The tree surveyor will consider the ‘target zone’, that is whether a tree is near a building or close to a pathway with lots of people passing by. In some cases the severity of the defect and the target zone mean that the risk is not acceptable and the surveyor will make a recommendation to fell a tree. It is not easy making the decision to fell a tree such as a 200-year-old oak. Luckily, I do not have to do it very often.

However, where there is space it is possible to take a different approach. The oak trees adjacent to the rose garden are a case in point. The recommendation was to commence pruning and reduction of the trees unless the target zone was controlled. So, a new fence was installed, plus an explanatory sign and these trees can now be left to grow old gracefully.

Nearby, the last tree in that row died and is now a rare example of standing dead wood. Dead wood is an important, but declining, habitat, so it is important to retain it where we can. It provides a home for all sorts of invertebrates and fungi.

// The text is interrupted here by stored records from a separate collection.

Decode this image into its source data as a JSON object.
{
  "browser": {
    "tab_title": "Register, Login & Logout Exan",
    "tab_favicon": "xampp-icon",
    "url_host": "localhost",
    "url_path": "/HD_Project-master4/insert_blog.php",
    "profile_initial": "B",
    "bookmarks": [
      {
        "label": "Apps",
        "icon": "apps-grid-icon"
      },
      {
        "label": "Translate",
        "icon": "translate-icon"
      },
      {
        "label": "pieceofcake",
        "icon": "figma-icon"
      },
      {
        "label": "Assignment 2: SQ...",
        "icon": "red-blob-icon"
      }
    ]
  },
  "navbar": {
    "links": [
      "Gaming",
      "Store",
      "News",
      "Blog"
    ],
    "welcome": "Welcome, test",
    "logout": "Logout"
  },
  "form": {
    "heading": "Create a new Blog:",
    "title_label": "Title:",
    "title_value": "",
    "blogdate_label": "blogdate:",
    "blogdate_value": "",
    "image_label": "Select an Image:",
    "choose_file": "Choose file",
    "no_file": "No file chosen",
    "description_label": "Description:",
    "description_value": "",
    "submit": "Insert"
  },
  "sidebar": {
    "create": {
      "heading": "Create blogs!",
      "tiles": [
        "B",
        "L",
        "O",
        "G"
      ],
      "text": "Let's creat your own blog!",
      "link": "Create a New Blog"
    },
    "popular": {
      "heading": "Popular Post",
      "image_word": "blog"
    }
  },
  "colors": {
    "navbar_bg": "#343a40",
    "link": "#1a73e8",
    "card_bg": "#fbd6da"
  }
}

The oak trees are just some of the many veteran oaks that pre-date the Park.  They are set in straight lines and follow the hedgerows of the earlier dairy farm. In 2019, volunteers replanted oak saplings to follow the line of the old hedgerow to help retain this part of our heritage. This was part of a project funded by the Mayor’s Greener City Fund to gap-up avenues and plant new specimen trees around the site.

There are many other layers to the story of the trees in the park. Too many stories to tell here, but they range from 1980s planting opposite the Palm Court, to the new orchards planted in the Grove in 2013.

For now though, we hope you enjoy continue to enjoy the park, and of course all our trees, throughout the late autumn and winter.